Hi folks,
I need help performing missing data imputation in the case of multivariate outcome regression. I have come across some documentation (and McElreath’s Rethinking covers basic cases for missing data), but I can’t seem to figure out how to apply it to the multivariate case.
I am running a multivariate outcome regression model as described in Section 1.15 of the Stan User’s Guide. My data is survey responses from N participants. I have K covariates and am using these to predict L outcomes that I believe are correlated. I am using the non-centered parameterization. See code below.
data {
int<lower=1> N; // number of observations
int<lower=1> K; // number of covariates
int<lower=1> L; // number of outcomes
vector[K] X[N]; // model matrix
vector[L] y[N]; // outcome matrix
}
parameters {
matrix[L, K] beta;
cholesky_factor_corr[L] Omega;
vector<lower=0>[L] sigma;
}
transformed parameters {
matrix[L, L] L_Sigma;
L_Sigma = diag_pre_multiply(sigma, Omega);
}
model {
vector[L] mu[N];
to_vector(beta) ~ normal(0, 5);
sigma ~ exponential(1);
Omega ~ lkj_corr_cholesky(4);
for(i in 1:N) {
mu[i] = beta * X[i];
}
y ~ multi_normal_cholesky(mu, L_Sigma);
}
McElreath provides this sample code in the 2nd ed of Statistical Rethinking for imputing missing data. It’s in the form of a function block at the top of the code.
functions{
vector merge_missing( int[] miss_indexes , vector x_obs , vector x_miss ) {
int N = dims(x_obs)[1];
int N_miss = dims(x_miss)[1];
vector[N] merged;
merged = x_obs;
for ( i in 1:N_miss )
merged[ miss_indexes[i] ] = x_miss[i];
return merged;
}
}
In the model block, he uses this function to merge the imputed values with the observed values. I’ve tried adapting this to the case where X is a matrix, but with no success.

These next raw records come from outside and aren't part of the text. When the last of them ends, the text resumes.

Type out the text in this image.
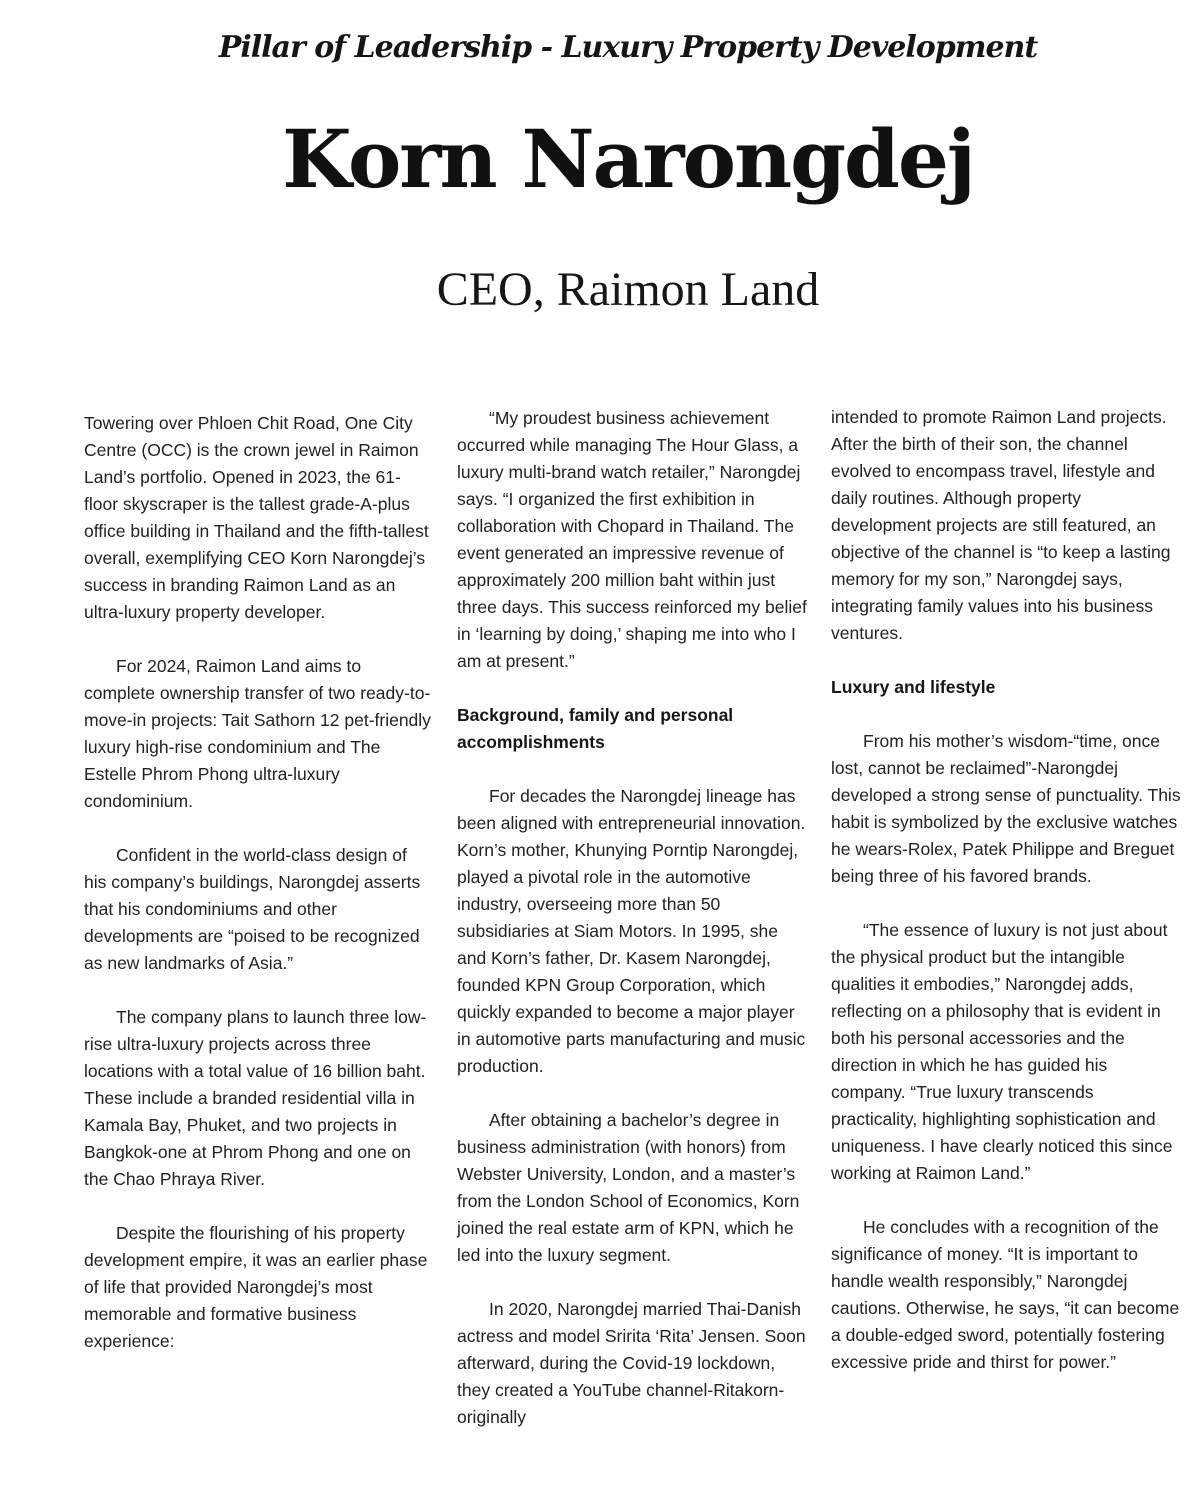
Pillar of Leadership - Luxury Property Development
Korn Narongdej
CEO, Raimon Land

Towering over Phloen Chit Road, One City Centre (OCC) is the crown jewel in Raimon Land’s portfolio. Opened in 2023, the 61-floor skyscraper is the tallest grade-A-plus office building in Thailand and the fifth-tallest overall, exemplifying CEO Korn Narongdej’s success in branding Raimon Land as an ultra-luxury property developer.

For 2024, Raimon Land aims to complete ownership transfer of two ready-to-move-in projects: Tait Sathorn 12 pet-friendly luxury high-rise condominium and The Estelle Phrom Phong ultra-luxury condominium.

Confident in the world-class design of his company’s buildings, Narongdej asserts that his condominiums and other developments are “poised to be recognized as new landmarks of Asia.”

The company plans to launch three low-rise ultra-luxury projects across three locations with a total value of 16 billion baht. These include a branded residential villa in Kamala Bay, Phuket, and two projects in Bangkok-one at Phrom Phong and one on the Chao Phraya River.

Despite the flourishing of his property development empire, it was an earlier phase of life that provided Narongdej’s most memorable and formative business experience:

“My proudest business achievement occurred while managing The Hour Glass, a luxury multi-brand watch retailer,” Narongdej says. “I organized the first exhibition in collaboration with Chopard in Thailand. The event generated an impressive revenue of approximately 200 million baht within just three days. This success reinforced my belief in ‘learning by doing,’ shaping me into who I am at present.”

Background, family and personal accomplishments

For decades the Narongdej lineage has been aligned with entrepreneurial innovation. Korn’s mother, Khunying Porntip Narongdej, played a pivotal role in the automotive industry, overseeing more than 50 subsidiaries at Siam Motors. In 1995, she and Korn’s father, Dr. Kasem Narongdej, founded KPN Group Corporation, which quickly expanded to become a major player in automotive parts manufacturing and music production.

After obtaining a bachelor’s degree in business administration (with honors) from Webster University, London, and a master’s from the London School of Economics, Korn joined the real estate arm of KPN, which he led into the luxury segment.

In 2020, Narongdej married Thai-Danish actress and model Sririta ‘Rita’ Jensen. Soon afterward, during the Covid-19 lockdown, they created a YouTube channel-Ritakorn-originally

intended to promote Raimon Land projects. After the birth of their son, the channel evolved to encompass travel, lifestyle and daily routines. Although property development projects are still featured, an objective of the channel is “to keep a lasting memory for my son,” Narongdej says, integrating family values into his business ventures.

Luxury and lifestyle

From his mother’s wisdom-“time, once lost, cannot be reclaimed”-Narongdej developed a strong sense of punctuality. This habit is symbolized by the exclusive watches he wears-Rolex, Patek Philippe and Breguet being three of his favored brands.

“The essence of luxury is not just about the physical product but the intangible qualities it embodies,” Narongdej adds, reflecting on a philosophy that is evident in both his personal accessories and the direction in which he has guided his company. “True luxury transcends practicality, highlighting sophistication and uniqueness. I have clearly noticed this since working at Raimon Land.”

He concludes with a recognition of the significance of money. “It is important to handle wealth responsibly,” Narongdej cautions. Otherwise, he says, “it can become a double-edged sword, potentially fostering excessive pride and thirst for power.”
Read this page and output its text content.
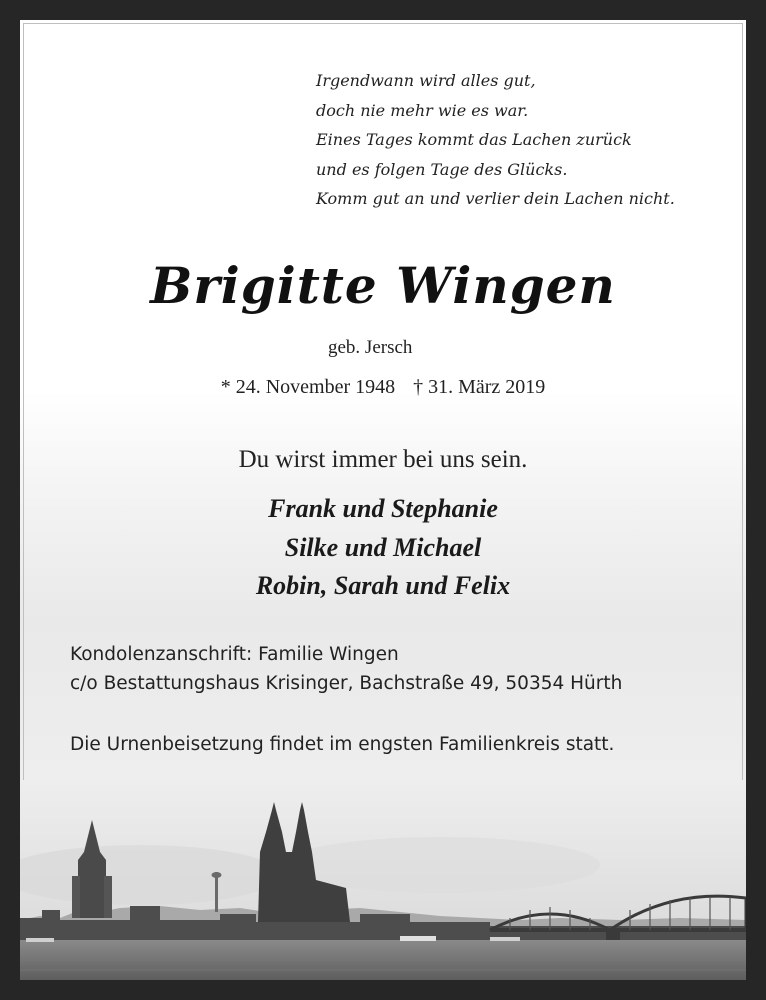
Irgendwann wird alles gut,
doch nie mehr wie es war.
Eines Tages kommt das Lachen zurück
und es folgen Tage des Glücks.
Komm gut an und verlier dein Lachen nicht.
Brigitte Wingen
geb. Jersch
* 24. November 1948 † 31. März 2019
Du wirst immer bei uns sein.
Frank und Stephanie
Silke und Michael
Robin, Sarah und Felix
Kondolenzanschrift: Familie Wingen
c/o Bestattungshaus Krisinger, Bachstraße 49, 50354 Hürth
Die Urnenbeisetzung findet im engsten Familienkreis statt.
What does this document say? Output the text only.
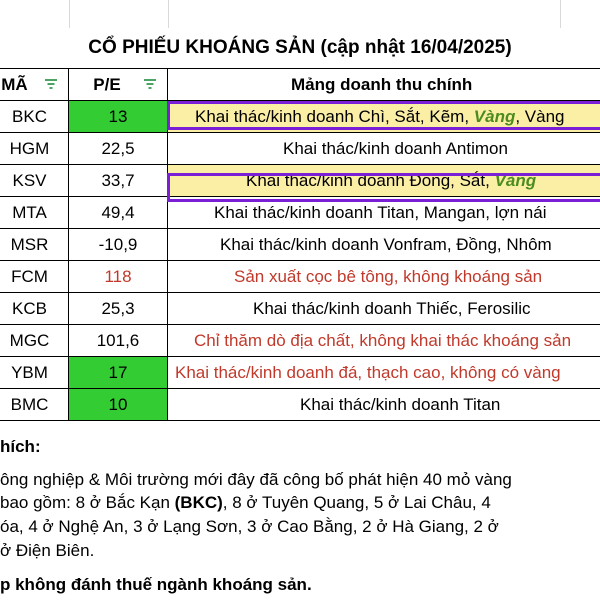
CỔ PHIẾU KHOÁNG SẢN (cập nhật 16/04/2025)
MÃ	P/E	Mảng doanh thu chính
BKC	13	Khai thác/kinh doanh Chì, Sắt, Kẽm, Vàng, Vàng
HGM	22,5	Khai thác/kinh doanh Antimon
KSV	33,7	Khai thác/kinh doanh Đồng, Sắt, Vàng
MTA	49,4	Khai thác/kinh doanh Titan, Mangan, lợn nái
MSR	-10,9	Khai thác/kinh doanh Vonfram, Đồng, Nhôm
FCM	118	Sản xuất cọc bê tông, không khoáng sản
KCB	25,3	Khai thác/kinh doanh Thiếc, Ferosilic
MGC	101,6	Chỉ thăm dò địa chất, không khai thác khoáng sản
YBM	17	Khai thác/kinh doanh đá, thạch cao, không có vàng
BMC	10	Khai thác/kinh doanh Titan
hích:
ông nghiệp & Môi trường mới đây đã công bố phát hiện 40 mỏ vàng
bao gồm: 8 ở Bắc Kạn (BKC), 8 ở Tuyên Quang, 5 ở Lai Châu, 4
óa, 4 ở Nghệ An, 3 ở Lạng Sơn, 3 ở Cao Bằng, 2 ở Hà Giang, 2 ở
ở Điện Biên.
p không đánh thuế ngành khoáng sản.
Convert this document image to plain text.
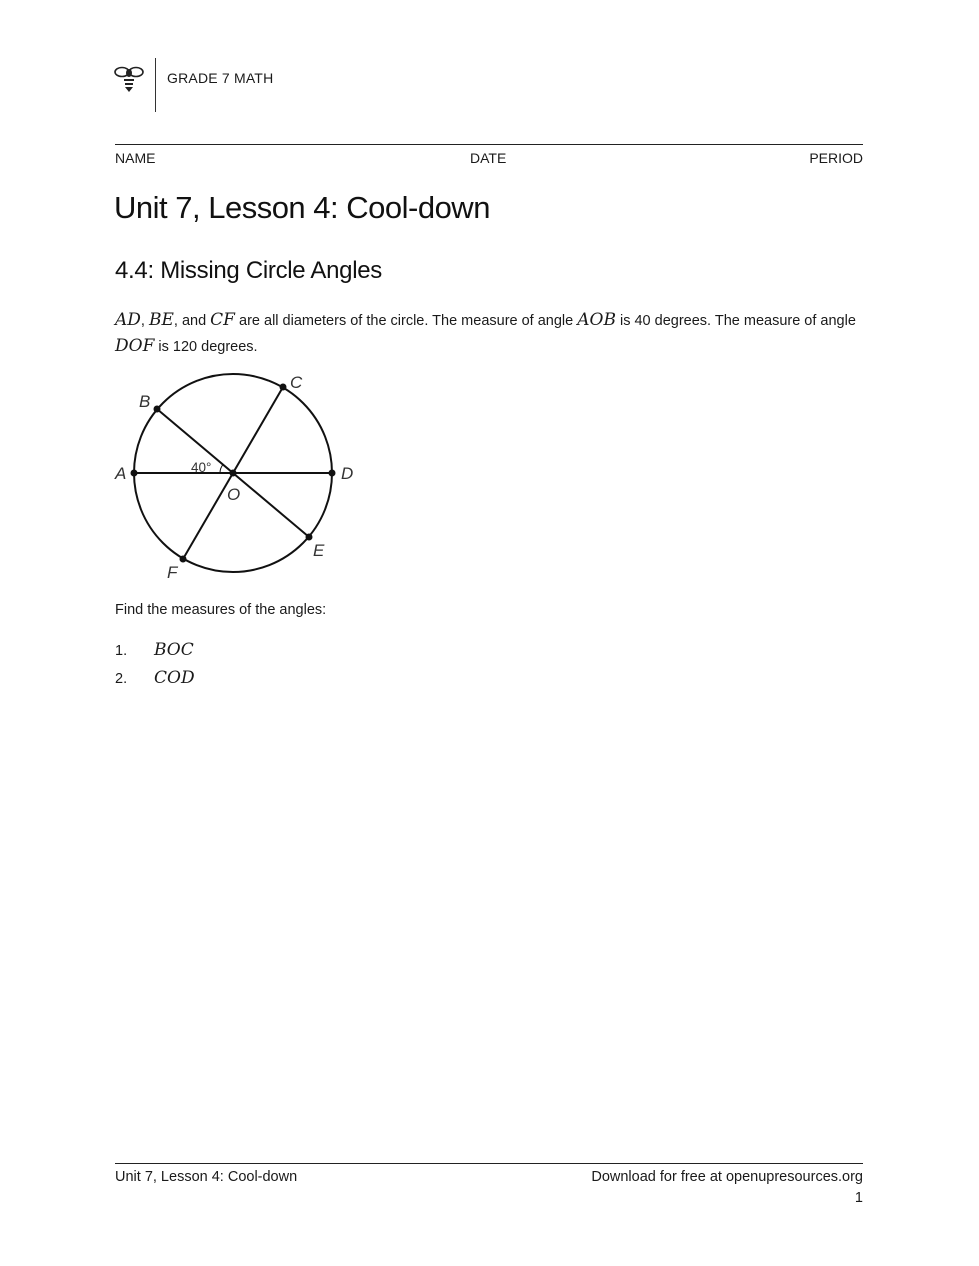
GRADE 7 MATH
NAME	DATE	PERIOD
Unit 7, Lesson 4: Cool-down
4.4: Missing Circle Angles

AD, BE, and CF are all diameters of the circle. The measure of angle AOB is 40 degrees. The measure of angle DOF is 120 degrees.

A
B
C
D
E
F
O
40°

Find the measures of the angles:

1. BOC
2. COD
Unit 7, Lesson 4: Cool-down	Download for free at openupresources.org
1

My R code for the data is as follows:
stan_dat1.1 <- list(
N = nrow(dat1),
K = ncol(model_matrix1),
L = ncol(outcome_matrix1),
X = model_matrix1, #matrix object including an intercept term
y = outcome_matrix1 #matrix object where each column is an outcome
)
I want to account for all possible cases of missingness. In other words, missingness could be in the Xs and/or the ys.
Please note that I would prefer to keep my code as general as possible - such that I supply a matrix X of covariates instead of specifying individual covariates. This is because I have multiple models of this form and would prefer to reuse the same Stan code.
Thanks!